Jesús Martín, director general de Derechos de las Personas con Discapacidad, admite que “es un tema complejo”, pero añade que lo que no se puede hacerse es “un trasvase (aunque es una palabra horrible) de niños al sistema ordinario, eso sería una barbaridad”. Y añade que no es solo una cuestión académica. “La educación es un espacio en el que no solo se aprende matemáticas o sintaxis. Es un lugar importantísimo en la socialización, en el respeto, y esos niños [normativos] aprenderán a convivir con otras realidades, con discapacidades a veces completas”, reflexiona.

Mientras se avanza o no, el Ministerio de Derechos Sociales ha aprovechado para generar conocimiento y encargó un informe de título Estudio sobre la transformación de las escuelas en espacios inclusivos y accesibles. El texto desgrana con detalle la situación de las educación especial, y sostiene que “el sistema educativo español continúa enfrentando importantes desafíos para garantizar una educación inclusiva para todo el estudiantado, siendo especialmente segregador con el alumnado de necesidades educativas especiales”.

“Es necesario actualizar las normativas”

El informe se muestra duro en sus conclusiones: “Mantener un modelo de educación integrador y un sentido de accesibilidad restringido o débil no es adecuado ni conforme al discurso de los derechos humanos. Por eso es necesario actualizar las normativas adaptándolas a todos los estándares internacionales de derechos humanos”, sostienen sus autores.

También se aborda en este informe un elemento más desconocido pero nuclear en la gestión del alumnado con necesidades educativas especiales: las evaluaciones psicopedagógicas que se hacen a los jóvenes y que acaban marcando si acuden a un centro especial o a uno ordinario.

Muy simplificado: los servicios de orientación realizan un informe, que tiene un carácter médico, y, escuchados los padres –su opinión no es vinculante–, se emite un dictamen de escolarización, por el que la Consejería de Educación de turno decide si el alumno estará mejor en un centro ordinario o en uno especial.
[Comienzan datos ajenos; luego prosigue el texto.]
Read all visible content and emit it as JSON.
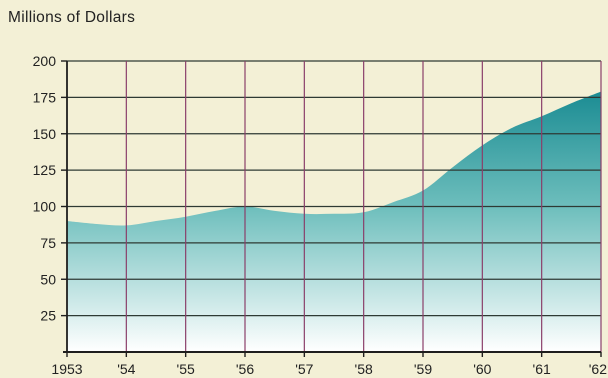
{
  "chart_data": {
    "type": "area",
    "title": "",
    "ylabel": "Millions of Dollars",
    "xlabel": "",
    "x_tick_labels": [
      "1953",
      "'54",
      "'55",
      "'56",
      "'57",
      "'58",
      "'59",
      "'60",
      "'61",
      "'62"
    ],
    "y_ticks": [
      25,
      50,
      75,
      100,
      125,
      150,
      175,
      200
    ],
    "xlim": [
      1953,
      1962
    ],
    "ylim": [
      0,
      200
    ],
    "grid": true,
    "series": [
      {
        "x": [
          1953,
          1953.5,
          1954,
          1954.5,
          1955,
          1955.5,
          1956,
          1956.5,
          1957,
          1957.5,
          1958,
          1958.5,
          1959,
          1959.5,
          1960,
          1960.5,
          1961,
          1961.5,
          1962
        ],
        "y": [
          90,
          88,
          87,
          90,
          93,
          97,
          100,
          97,
          95,
          95,
          96,
          103,
          111,
          127,
          142,
          154,
          162,
          171,
          179
        ]
      }
    ],
    "colors": {
      "background": "#f3f0d6",
      "area_top": "#1b8c93",
      "area_mid": "#6fbfbd",
      "area_bottom": "#ffffff",
      "grid_horizontal": "#2e3a34",
      "grid_vertical": "#8a3f6a",
      "text": "#222222"
    }
  }
}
La Lomloe ha tratado de dar más voz a las familias en esta decisión, pero solo establece que hay deben ser escuchadas, no tienen la última palabra.

“Una de las principales barreras se encontró en los procesos de evaluación psicopedagógica, que a menudo se basan en una normativa obsoleta que viola el derecho a la educación inclusiva y que lleva a los equipos profesionales a justificar la escolarización del alumnado con necesidades educativas especiales en centros de educación especial. En base a ello, se demanda una nueva configuración de los procesos de evaluación psicopedagógica que considere el contexto y la voz del alumnado y sus familias”, recomiendan.

Para Echeita este sistema de evaluación tiene efectos perversos, pero solo es un síntoma. “Las evaluaciones etiquetan al alumno, moldean las expectativas del profesorado, te mandan a un centro de educación especial”. Hay más: el reparto que establecen afecta la asignación de recursos extra a los centros. “El sistema funciona con que por cada x alumnos con necesidades educativas especiales te doy x profesores de apoyo (el número varía en función de la comunidad autónoma). La evaluación refuerza un esquema de provisión de recursos muy negativo porque parece que con los apoyos se va a resolver el problema. Son necesarios, sí, pero se podría proveer de ese recurso sin la necesidad de la evaluación. La ONU señala con precisión que es uno de los síntomas del problema que tenemos”, apunta.

Además, lamenta Sánchez, el informe ni siquiera tuvo el impacto que les habría gustado. “No se ha tenido en cuenta como esperábamos por parte de la administración para la toma de decisiones. Ese espíritu reivindicativo no pudo llegar a más por falta de voluntad de política”, cierra.